Sheriff Lens continued to grumble but he unwrapped the package. A close examination showed there was no false bottom, and nothing inside but some carefully wrapped jars that had contained moonshine liquor. There was no envelope.

“What does that do to your theory?” Waters asked, growing impatient. “You’ve offered two solutions but I haven’t seen you produce my missing envelope yet.”

I was still young and cocky in those days, and very sure of myself. “Don’t worry, Mr. Waters. There are seven of us here, and I can offer seven solutions. If Vera and Sheriff Lens didn’t steal your envelope we’ll have to look further afield.”

“But they were the only ones behind the counter,” Hume Baxter protested.

“But not the only ones who could have stolen the envelope. Let’s take you next, Hume. Suppose the sheriff pulled that envelope onto the floor when Vera yelled at him and he retreated a few steps with his box. It could have fallen just outside the counter opening, onto your drop cloths.”

“I didn’t—”

“And it could be hidden in one of the folds of those drop cloths right this minute. Suppose we have a look.”

So we searched the drop cloths, and just for good measure we had a careful look at his brushes and paint bucket too.

There was no envelope.

“This gets more impossible all the time,” April observed. “You think I might have stolen it too, Dr. Sam?”
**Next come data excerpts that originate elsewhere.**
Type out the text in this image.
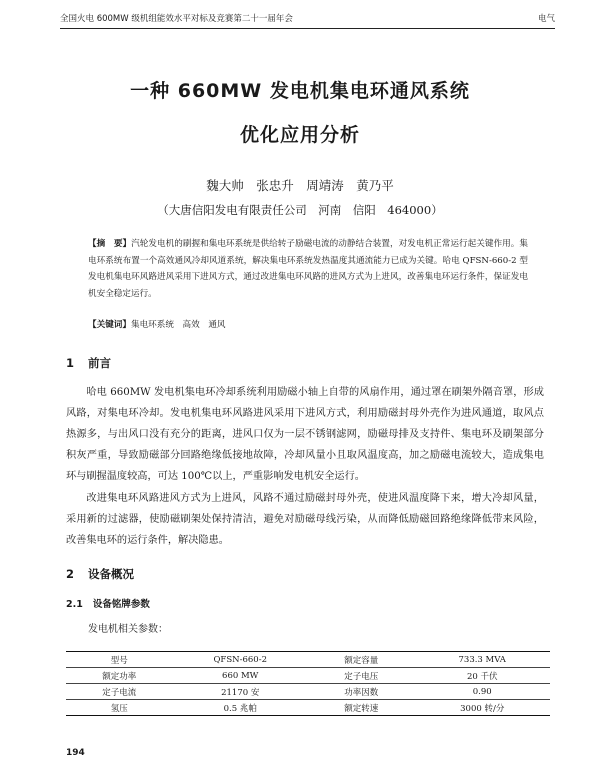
全国火电 600MW 级机组能效水平对标及竞赛第二十一届年会	电气
一种 660MW 发电机集电环通风系统
优化应用分析
魏大帅　张忠升　周靖涛　黄乃平
（大唐信阳发电有限责任公司　河南　信阳　464000）
【摘　要】汽轮发电机的刷握和集电环系统是供给转子励磁电流的动静结合装置，对发电机正常运行起关键作用。集电环系统布置一个高效通风冷却风道系统，解决集电环系统发热温度其通流能力已成为关键。哈电 QFSN-660-2 型发电机集电环风路进风采用下进风方式，通过改进集电环风路的进风方式为上进风，改善集电环运行条件，保证发电机安全稳定运行。
【关键词】集电环系统　高效　通风
1 前言
哈电 660MW 发电机集电环冷却系统利用励磁小轴上自带的风扇作用，通过罩在刷架外隔音罩，形成风路，对集电环冷却。发电机集电环风路进风采用下进风方式，利用励磁封母外壳作为进风通道，取风点热源多，与出风口没有充分的距离，进风口仅为一层不锈钢滤网，励磁母排及支持件、集电环及刷架部分积灰严重，导致励磁部分回路绝缘低接地故障，冷却风量小且取风温度高，加之励磁电流较大，造成集电环与刷握温度较高，可达 100℃以上，严重影响发电机安全运行。
改进集电环风路进风方式为上进风，风路不通过励磁封母外壳，使进风温度降下来，增大冷却风量，采用新的过滤器，使励磁刷架处保持清洁，避免对励磁母线污染，从而降低励磁回路绝缘降低带来风险，改善集电环的运行条件，解决隐患。
2 设备概况
2.1 设备铭牌参数
发电机相关参数：
型号	QFSN-660-2	额定容量	733.3 MVA
额定功率	660 MW	定子电压	20 千伏
定子电流	21170 安	功率因数	0.90
氢压	0.5 兆帕	额定转速	3000 转/分
194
“I’m afraid you’re a suspect with the rest of us, April. Once again, if the envelope fell just outside the counter opening, you might have picked it up while our attention was distracted by the sheriff and Vera.”

“And did what with it?”

“You’re chewing gum, April. You might have stuck the envelope to the underside of the counter with a wad of gum.”

It was such a likely explanation that they all bent down to look at once. But there was no envelope under the counter. There was nothing under the counter.

The little banker snorted. “You’re striking out every time, Hawthorne. Who’s next — your girl friend?”

I’d avoided looking at Miranda till now, but there was no way out of it now. “You could have picked it up and hidden it under your skirt, Miranda,” I said very quietly.

“Sam, the very idea! What do you intend to do, search me?”

“I want April and Vera to search you.”

“Sam!” She seemed close to tears. “Sam Hawthorne, if you make me do this I’ll never speak to you again!”

“I’m sorry, Miranda. I have to rule out every possibility.”

“Come on,” Vera suggested. “The three of us womenfolk will search each other. Then it won’t be so bad. You men turn your backs!”